Groups are defined in the configuration file's scenarios section:
{
"scenarios": {
"model-name": {
"groups": ["production", "top"]
}
}
}
This enables: - Focused reports on specific model categories - Comparative analysis of model subsets - Publication-ready filtered results
Data Processing¶
The report generator reuses the leaderboard's data processing pipeline:
- Data Loading: Loads scenario-task data from configuration
- Filtering: Applies group filters if specified
- Grouping: Organizes by model and manifold
- Calculation: Computes ReasonScores, confidence intervals, and resource metrics
- Formatting: Generates markdown tables with proper alignment and notation
This ensures consistency between interactive leaderboard and static reports.
Report Metrics¶
ReasonScore¶
ReasonScore = 1000 × Geometric_Mean([
adjusted_center + adjusted_margin - truncated_ratio
])
- Same calculation as interactive leaderboard
- Marked with
*when any task is incomplete or has insufficient samples
Confidence Intervals¶
- Conservative:
adjusted_center - adjusted_margin(lower bound) - Optimistic:
adjusted_center + adjusted_margin(upper bound) - Margin: 95% Wilson confidence interval half-width
Truncation Indicators¶
- Shown as
[-.XX]whentruncated_ratio > 0.02(2%) - Indicates percentage of responses hitting context limits
- Helps identify reliability issues
Use Cases¶
Documentation and Sharing¶
# Generate comprehensive report
python report.py results.json --output README-RESULTS.md
# Include in repository or documentation
git add README-RESULTS.md
Publication Tables¶
# Filter to published models only
python report.py results.json --output paper-results.md --groups "published"

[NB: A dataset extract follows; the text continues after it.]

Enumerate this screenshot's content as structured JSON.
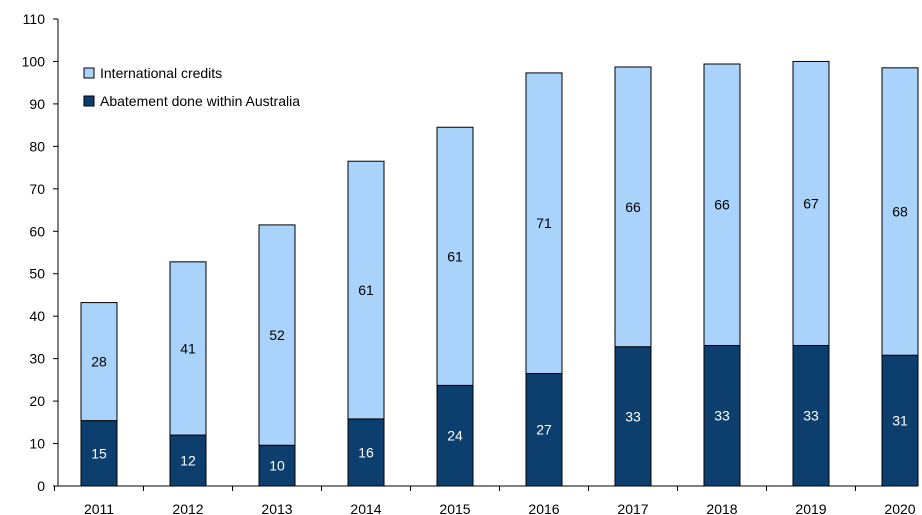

# Convert to LaTeX or other formats as needed
Model Selection¶
# Compare production candidates
python report.py results.json --output comparison.md --groups "production,candidates"

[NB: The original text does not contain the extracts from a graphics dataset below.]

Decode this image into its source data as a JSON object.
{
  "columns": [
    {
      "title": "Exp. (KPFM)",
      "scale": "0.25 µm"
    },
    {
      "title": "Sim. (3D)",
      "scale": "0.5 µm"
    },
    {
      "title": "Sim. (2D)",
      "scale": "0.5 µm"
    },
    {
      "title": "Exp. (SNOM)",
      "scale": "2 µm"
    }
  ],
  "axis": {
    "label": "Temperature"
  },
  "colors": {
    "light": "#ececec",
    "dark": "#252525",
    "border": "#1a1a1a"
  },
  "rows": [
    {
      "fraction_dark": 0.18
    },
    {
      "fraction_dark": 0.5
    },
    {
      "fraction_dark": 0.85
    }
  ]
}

# Review token costs and performance tradeoffs
Progress Tracking¶
# Generate reports at different evaluation stages
python report.py stage1.json --output stage1-report.md
python report.py stage2.json --output stage2-report.md
python report.py final.json --output final-report.md
Integration with Analysis Pipeline¶
The report generator complements the interactive leaderboard:
# Standard workflow
python runner.py --config configs/m12x.yaml --degree 1 --model your-model
python evaluate.py --interview 'results/*/*.ndjson' --output analysis.json
# Interactive exploration
python leaderboard.py analysis.json
# Static documentation
python report.py analysis.json --output RESULTS.md
Use the leaderboard for: - Interactive exploration - Real-time filtering - Visual pattern detection - Detailed tooltips
Use the report generator for: - Static documentation - Sharing and collaboration - Publication-ready tables - Version control tracking
Comparison with Leaderboard¶
| Feature | Leaderboard | Report |
|---|---|---|
| Format | Interactive web app | Static markdown |
| Visualization | Heatmap cells | Text tables |
| Filtering | Real-time dropdown | Command-line groups |
| Pagination | Yes (10 per page) | No (all results) |
| Tooltips | Yes (detailed metrics) | No (table format) |
| Deployment | Requires server | Files only |
| Best for | Exploration | Documentation |
Both tools use identical data processing and scoring algorithms, ensuring consistency across formats.